Pelas quatro e meia da madrugada, acordo
num reboliço mental. Do sonho estranho de uma nitidez impressionante sobressaía
com insistência estas palavras: Corpo do Meu
Corpo. Depois de me ter debatido por algum tempo entre a vigília e o sono,
decido levantar-me para anotar num pequeno bloco que tenho à cabeceira da cama
tudo o que tinha vindo ao meu encontro durante a noite. A cena passava-se no
Terreiro do Paço, dentro de um eléctrico que fora tomado de assalto por um
homem encapuzado que depressa reconhecera um passageiro que estava sentado a
meio da carruagem e que era eu. Ele diz-me, ameaçador, que tinha lido a
entrevista que eu havia dado ao jornal Público nesse dia e começou a debitar
uma série de impropérios contra mim. Nesse entretanto, a polícia que tinha sido
avisada, cerca o transporte com mais uns quantos passageiros reféns.
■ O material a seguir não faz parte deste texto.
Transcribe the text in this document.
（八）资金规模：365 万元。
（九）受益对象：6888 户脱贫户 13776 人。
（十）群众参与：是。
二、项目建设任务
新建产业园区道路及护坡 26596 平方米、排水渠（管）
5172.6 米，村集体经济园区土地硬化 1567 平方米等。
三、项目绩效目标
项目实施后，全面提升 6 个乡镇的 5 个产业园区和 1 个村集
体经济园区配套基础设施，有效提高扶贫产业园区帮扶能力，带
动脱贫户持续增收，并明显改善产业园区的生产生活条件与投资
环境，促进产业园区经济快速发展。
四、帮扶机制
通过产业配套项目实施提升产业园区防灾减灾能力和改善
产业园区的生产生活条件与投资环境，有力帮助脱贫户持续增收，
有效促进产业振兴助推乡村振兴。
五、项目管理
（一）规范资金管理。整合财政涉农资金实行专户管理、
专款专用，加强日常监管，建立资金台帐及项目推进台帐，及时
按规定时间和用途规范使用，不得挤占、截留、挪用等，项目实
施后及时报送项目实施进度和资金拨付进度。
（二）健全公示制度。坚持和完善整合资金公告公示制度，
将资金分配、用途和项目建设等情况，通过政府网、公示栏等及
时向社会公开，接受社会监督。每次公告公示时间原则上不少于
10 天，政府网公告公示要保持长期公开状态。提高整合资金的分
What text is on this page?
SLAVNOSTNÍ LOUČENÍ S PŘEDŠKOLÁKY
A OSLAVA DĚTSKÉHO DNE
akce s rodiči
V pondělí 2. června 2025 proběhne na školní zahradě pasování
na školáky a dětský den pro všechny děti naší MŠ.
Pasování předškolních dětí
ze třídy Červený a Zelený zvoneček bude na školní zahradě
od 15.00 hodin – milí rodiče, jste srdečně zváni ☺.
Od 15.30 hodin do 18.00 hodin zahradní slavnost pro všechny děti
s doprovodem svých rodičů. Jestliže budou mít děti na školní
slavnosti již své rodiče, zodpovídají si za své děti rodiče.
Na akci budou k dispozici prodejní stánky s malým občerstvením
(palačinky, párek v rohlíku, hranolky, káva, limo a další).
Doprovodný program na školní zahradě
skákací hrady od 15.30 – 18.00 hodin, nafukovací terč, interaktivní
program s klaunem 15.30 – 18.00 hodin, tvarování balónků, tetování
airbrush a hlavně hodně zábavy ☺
Negociações iniciam-se durante as quais o sujeito liberta todos os passageiros
menos eu. Encurtando. Umas horas depois, o terrorista (não gosto da
qualificação e evito-a sempre) enceta comigo um diálogo filosófico sobre a
existência de Deus e cita algumas frases de livros meus. Lá fora as pessoas que
assistem à cena são afastadas para lá da estátua de D. José, num perímetro de
vários metros. Apercebo-me a dada altura que cresceu o ímpeto violento do homem
e eu que até ali tinha estado calmo e dialogante, entro em stresse e tento
levantar-me do banco. Sou atirado prontamente para o chão onde fico magoado e a
sangrar da cabeça devido ao embate num banco. A noite aproximara-se, a polícia
de choque que substituíra a PSP tenta convencer o assaltante a sair sem me
molestar. O que acontece de madrugada comigo por escudo (talvez daí corpo do meu
corpo). Como ele era mais alto do que eu, assim que a porta do eléctrico abre,
um atirador certeiro atingi-o na cabeça e o rapaz cai à minha frente inanimado.
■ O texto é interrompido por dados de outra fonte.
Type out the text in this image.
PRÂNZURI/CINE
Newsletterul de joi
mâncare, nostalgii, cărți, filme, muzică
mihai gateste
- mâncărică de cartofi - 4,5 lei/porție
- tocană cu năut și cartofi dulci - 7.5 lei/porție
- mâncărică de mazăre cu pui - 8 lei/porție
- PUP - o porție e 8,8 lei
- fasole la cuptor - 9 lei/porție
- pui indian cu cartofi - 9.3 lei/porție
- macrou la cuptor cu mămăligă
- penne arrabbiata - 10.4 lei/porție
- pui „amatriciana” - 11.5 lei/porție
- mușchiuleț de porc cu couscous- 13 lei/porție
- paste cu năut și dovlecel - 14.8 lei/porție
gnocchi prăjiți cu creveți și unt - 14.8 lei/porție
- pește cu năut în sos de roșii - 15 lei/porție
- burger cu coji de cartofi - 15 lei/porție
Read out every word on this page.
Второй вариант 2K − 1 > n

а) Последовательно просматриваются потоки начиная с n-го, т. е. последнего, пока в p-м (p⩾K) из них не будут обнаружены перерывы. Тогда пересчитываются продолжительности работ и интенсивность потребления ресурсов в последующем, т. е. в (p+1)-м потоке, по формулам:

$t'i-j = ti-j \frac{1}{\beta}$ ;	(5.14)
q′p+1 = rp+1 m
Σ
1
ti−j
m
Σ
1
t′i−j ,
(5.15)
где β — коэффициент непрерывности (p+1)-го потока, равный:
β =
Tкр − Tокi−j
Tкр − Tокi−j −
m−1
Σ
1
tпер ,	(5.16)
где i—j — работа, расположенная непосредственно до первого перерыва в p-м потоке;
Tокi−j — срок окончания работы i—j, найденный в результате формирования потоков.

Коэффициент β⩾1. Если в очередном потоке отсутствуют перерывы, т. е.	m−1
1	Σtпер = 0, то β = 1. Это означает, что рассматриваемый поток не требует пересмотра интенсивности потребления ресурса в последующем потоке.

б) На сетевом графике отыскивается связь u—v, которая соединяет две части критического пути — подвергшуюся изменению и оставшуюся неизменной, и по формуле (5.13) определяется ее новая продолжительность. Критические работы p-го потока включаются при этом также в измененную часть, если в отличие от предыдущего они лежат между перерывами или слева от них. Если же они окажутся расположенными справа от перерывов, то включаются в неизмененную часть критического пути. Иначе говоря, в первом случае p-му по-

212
Acordo nesse momento, mas ainda a tempo de saber que o tiro não fora da
polícia, mas de um cúmplice que na realidade também tinha estado dentro do
eléctrico. Apercebo-me já desperto do que tenho de fazer com o sonho. Tento
conciliar de novo no sono, mas o meu cérebro partiu a galope a escrever páginas e páginas desta
história com todos os ingredientes imortais. São 11,22 da manhã e, não obstante
a concentração necessária ao antepenúltimo capítulo do romance que estou a
acabar ser indispensável, é no Corpo do Meu
Corpo que penso sem descanso numa escrita mental que se sobrepõe e atropela
esta em que trabalho há dois anos e meio.